63. Community-acquired pneumonia: treatment
B. The 2nd group combines community-acquired pneumonias occurring in outpatients with comorbidity or age 60 years or older.
The recommended therapy is
a 2nd-generation cephalosporin (cefuroxime), or
a beta-lactam + a beta-lactamase inhibitor (amoxicillin-clavulanate), or
a newer fluoroquinolone (levofloxacin or moxifloxacin).

64. Community-acquired pneumonia: treatment
C.Community-acquired pneumonia requiring hospitalization
The recommended therapy is
a 2nd-generation cephalosporin (cefuroxime), or
a 3rd-generation cephalosporin (ceftriaxone), or
amoxicillin-clavulanate.
Combination therapy is advised with 2nd- or 3rd-generation cephalosporin + macrolide

65. Community-acquired pneumonia: treatment
D. Severe community-acquired pneumonia requiring ICU care
Combination therapy is advised with
a macrolide plus a 3rd-generation cephalosporin (eg, ceftazidime), or
triple therapy with
(1) ceftazidime or carbapenem +
(2) amikacin +
(3) macrolide or fluoroquinolone (ciprofloxacin)

66. Nosocomial pneumonia: treatment
Nosocomial pneumonia remains a prevalent hospital-acquired infection.

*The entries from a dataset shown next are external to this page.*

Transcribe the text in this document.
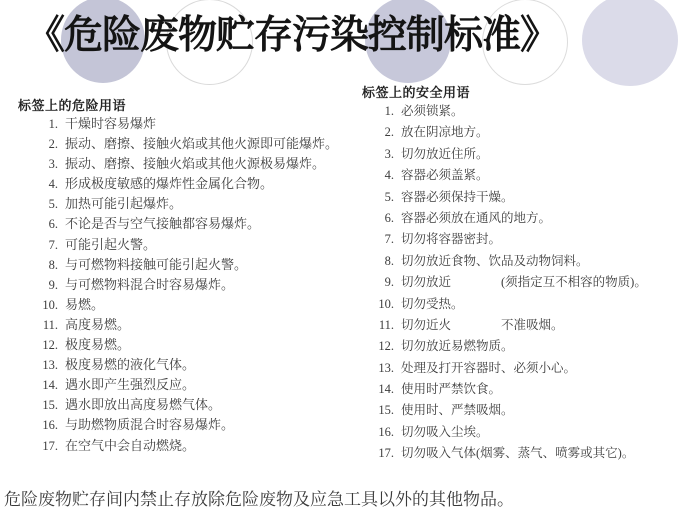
《危险废物贮存污染控制标准》
标签上的危险用语
1. 干燥时容易爆炸
2. 振动、磨擦、接触火焰或其他火源即可能爆炸。
3. 振动、磨擦、接触火焰或其他火源极易爆炸。
4. 形成极度敏感的爆炸性金属化合物。
5. 加热可能引起爆炸。
6. 不论是否与空气接触都容易爆炸。
7. 可能引起火警。
8. 与可燃物料接触可能引起火警。
9. 与可燃物料混合时容易爆炸。
10. 易燃。
11. 高度易燃。
12. 极度易燃。
13. 极度易燃的液化气体。
14. 遇水即产生强烈反应。
15. 遇水即放出高度易燃气体。
16. 与助燃物质混合时容易爆炸。
17. 在空气中会自动燃烧。
标签上的安全用语
1. 必须锁紧。
2. 放在阴凉地方。
3. 切勿放近住所。
4. 容器必须盖紧。
5. 容器必须保持干燥。
6. 容器必须放在通风的地方。
7. 切勿将容器密封。
8. 切勿放近食物、饮品及动物饲料。
9. 切勿放近　　　　(须指定互不相容的物质)。
10. 切勿受热。
11. 切勿近火　　　　不准吸烟。
12. 切勿放近易燃物质。
13. 处理及打开容器时、必须小心。
14. 使用时严禁饮食。
15. 使用时、严禁吸烟。
16. 切勿吸入尘埃。
17. 切勿吸入气体(烟雾、蒸气、喷雾或其它)。
危险废物贮存间内禁止存放除危险废物及应急工具以外的其他物品。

67. Severe nosocomial pneumonia: treatment
The possible combinations are
one of the following:
(1) aminoglycoside or ciprofloxacin +
+ (2) amoxicillin-clavulanate, or
ceftazidime, or
imipenem+vancomycin

68. Pneumonia is not treated with gentamycin or penicillin!
NB!
Pneumonia is not treated with gentamycin or penicillin!

69. Telithromycin (KETEK) is first antibiotic in a new class called ketolides.
It keeps active against gram-positive cocci in the presence of resistance. Indicated to treat mild-to-moderate community-acquired pneumonia, including infections caused by multidrug-resistant S. pneumoniae.